Corn dominates U.S. agriculture, and even cashes in with the energy sector, as the corn ethanol industry has a long history of receiving federal taxpayer subsidies for a misguided alternative. Heck, we force-feed grass-eating cattle corn and other subsidized grains that they aren’t biologically designed to eat. Cheap corn makes shareholders and CEOs richer, and fattens campaign coffers and American waistlines.

Government officials ignored and then delayed action on addressing California’s methane problem, despite the fact that the leak forced thousands of Los Angeles residents from their homes and the stench of gas fumes sickened many area residents. All the while, the Southern California Gas Co. insisted the leak, which the company itself deemed a major public nuisance, posed no immediate public safety threat.

The broken well spewed some 96,000 metric tons of climate-changing methane gas into the atmosphere, according to the Environmental Defense Fund. Tunnel vision is a serious problem in U.S. boardrooms and in taxpayer-funded offices in Washington, D.C. Good thing these people have quality health care.

About a month after the terrorists attacks of Sept. 11, a senior FBI official told the House Committee on Transportation and Infrastructure that “due to the vital importance of water to all life forms … the FBI considers all threats to attack the water supply as serious threats.”

More than a dozen years later, callous Michigan officials terrorized a downtrodden city of some 100,000 people by poisoning its water supply in the name of saving money. The government-sponsored campaign lasted more than a year — even though officials were made aware of the public health threat much earlier — caused widespread illness and potentially permanent brain damage among some of Flint’s youngest residents.

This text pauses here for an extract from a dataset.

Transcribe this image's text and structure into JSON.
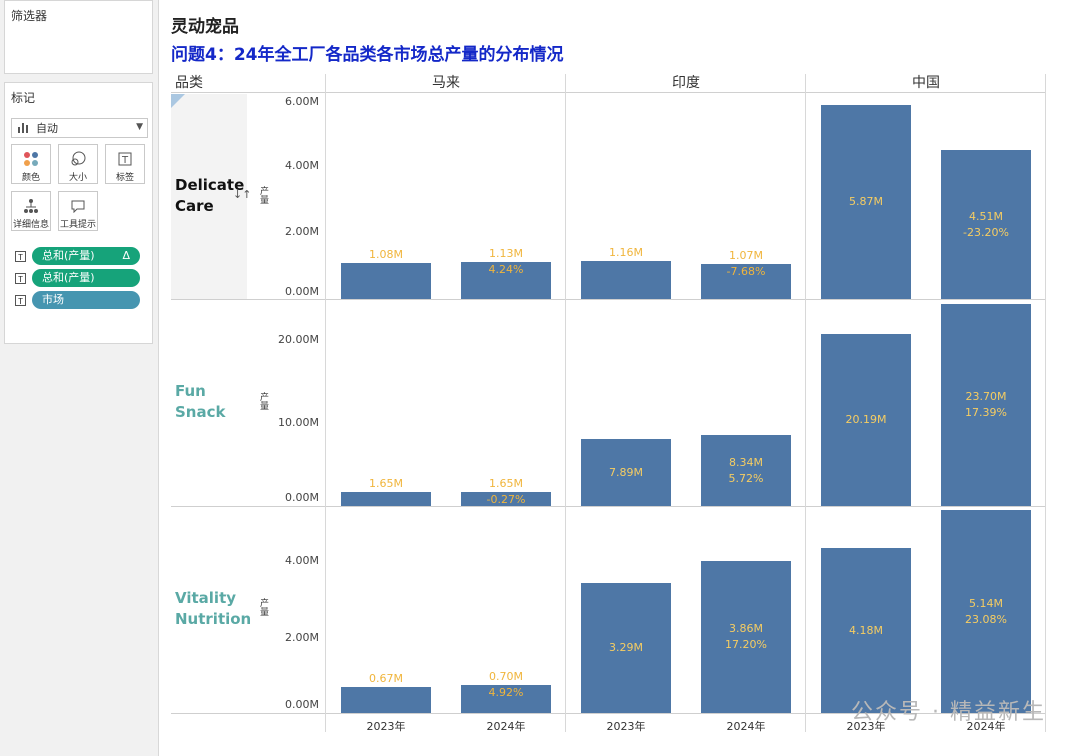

No arrests have yet been made, but at least one presidential candidate defended Gov. Rick Snyder’s response to Flint’s water crisis and said the focus should be on fixing the city’s drinking-water system instead of blaming people. You seldom hear a Beltway politician say the same thing about our failed war on drugs. That broken system incarcerates people for smoking marijuana, and instead of rehabilitating drug addicts, creates inmates for the privatized prison industry.

Meanwhile, a Utah senator is holding up $220 million in federal aid to replace Flint’s lead-contaminated water pipes, make other infrastructure improvements in the city and bolster lead-prevention programs nationwide. He has called the bipartisan aid package earmarked for a city that was poisoned by its government “political grandstanding.”

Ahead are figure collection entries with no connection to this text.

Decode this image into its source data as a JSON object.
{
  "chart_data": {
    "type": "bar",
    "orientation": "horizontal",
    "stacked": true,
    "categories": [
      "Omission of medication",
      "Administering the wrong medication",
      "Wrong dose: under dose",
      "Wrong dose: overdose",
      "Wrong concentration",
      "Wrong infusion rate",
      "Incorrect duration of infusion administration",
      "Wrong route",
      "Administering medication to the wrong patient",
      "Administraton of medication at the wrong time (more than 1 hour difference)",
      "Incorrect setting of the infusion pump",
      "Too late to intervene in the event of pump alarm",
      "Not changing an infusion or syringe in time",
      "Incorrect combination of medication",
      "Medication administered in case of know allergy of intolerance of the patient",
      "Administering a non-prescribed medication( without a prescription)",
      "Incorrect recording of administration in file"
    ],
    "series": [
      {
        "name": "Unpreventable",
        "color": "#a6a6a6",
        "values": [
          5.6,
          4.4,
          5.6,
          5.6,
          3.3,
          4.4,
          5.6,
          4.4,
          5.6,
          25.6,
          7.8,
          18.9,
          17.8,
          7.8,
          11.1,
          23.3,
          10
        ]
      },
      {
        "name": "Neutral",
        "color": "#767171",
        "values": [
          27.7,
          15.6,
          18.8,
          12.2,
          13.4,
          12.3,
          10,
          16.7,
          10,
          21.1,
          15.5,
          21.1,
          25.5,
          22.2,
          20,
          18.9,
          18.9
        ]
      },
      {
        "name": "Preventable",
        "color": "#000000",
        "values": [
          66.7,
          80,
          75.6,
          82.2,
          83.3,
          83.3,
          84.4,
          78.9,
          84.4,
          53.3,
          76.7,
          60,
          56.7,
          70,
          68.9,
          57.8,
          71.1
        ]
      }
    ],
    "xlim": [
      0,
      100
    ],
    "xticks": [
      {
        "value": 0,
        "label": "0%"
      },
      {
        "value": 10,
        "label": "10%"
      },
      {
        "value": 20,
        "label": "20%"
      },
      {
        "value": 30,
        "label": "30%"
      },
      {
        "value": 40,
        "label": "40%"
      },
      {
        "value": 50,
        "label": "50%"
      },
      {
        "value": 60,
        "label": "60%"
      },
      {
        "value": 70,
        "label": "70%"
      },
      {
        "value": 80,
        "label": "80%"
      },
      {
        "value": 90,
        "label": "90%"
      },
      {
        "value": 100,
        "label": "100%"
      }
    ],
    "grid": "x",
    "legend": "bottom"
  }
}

He should know, as he proudly continues Congress’ practice of using tragedy as a political weapon to jam ideological beliefs down everyone’s throats. The non-democratic practice also is a favorite tool in statehouses across the country.

Michigan, for example, has one of the most severe emergency-manager laws in the country, allowing the governor to appoint an unelected agent to take over local governments when municipalities or their institutions have been deemed to be in a “financial emergency.” The opposite happens when Wall Street causes a financial emergency.

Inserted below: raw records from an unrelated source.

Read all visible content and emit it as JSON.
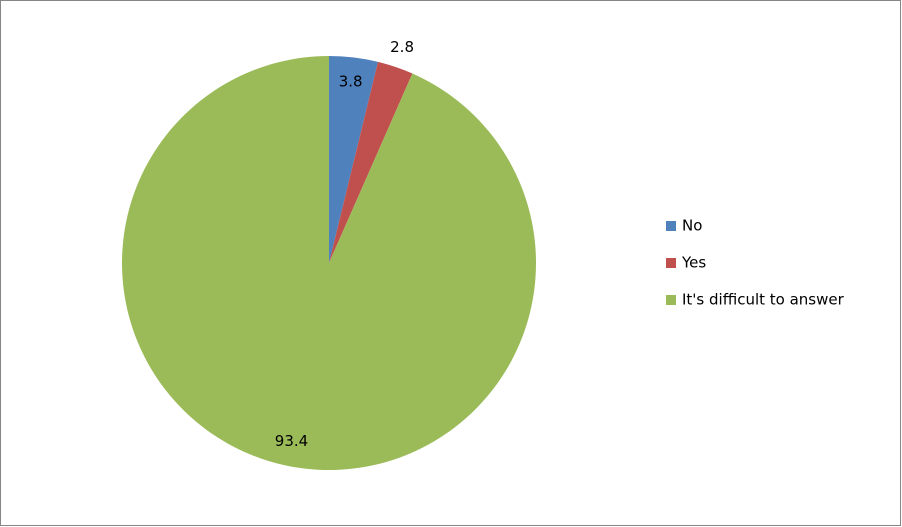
{
  "chart_data": {
    "type": "pie",
    "categories": [
      "No",
      "Yes",
      "It's difficult to answer"
    ],
    "values": [
      3.8,
      2.8,
      93.4
    ],
    "colors": [
      "#4f81bd",
      "#c0504d",
      "#9bbb59"
    ],
    "legend": "right"
  }
}
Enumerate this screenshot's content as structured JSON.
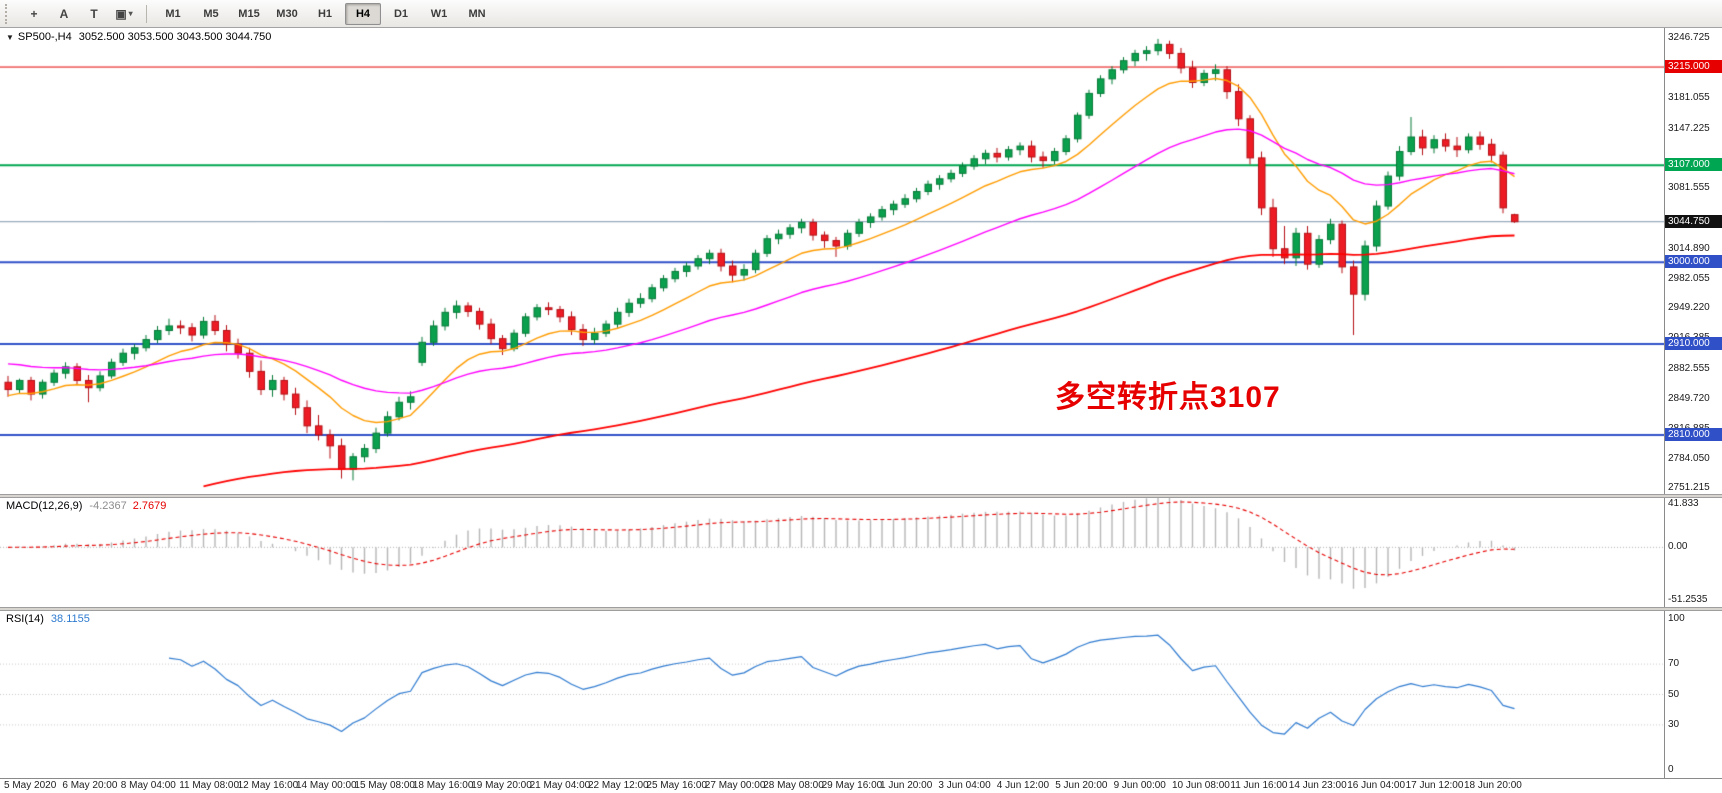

Michigan’s business executive/venture capitalist governor pushed for and signed legislation that strengthened the law, and has used it aggressively to impose his version of fiscal austerity on Detroit and Flint. His emergency managers are granted sweeping powers to override local governments, to make budget cuts, sell public property and renegotiate union contracts.

Basically, govern like a dictator.

Politicians, at the local, state and federal levels, underfund public school systems, rail against teachers unions and then bemoan standardized tests scores, which do nothing but generate profits for private businesses not particularly invested in public education.

How do we remove big money and special interests from politics? We could stop voting against our best interests. Stop voting for brands and labels, and start supporting candidates who really want to make change. Encourage high-character people to run for office. And always follow the money.

Frank Carini is the ecoRI News editor.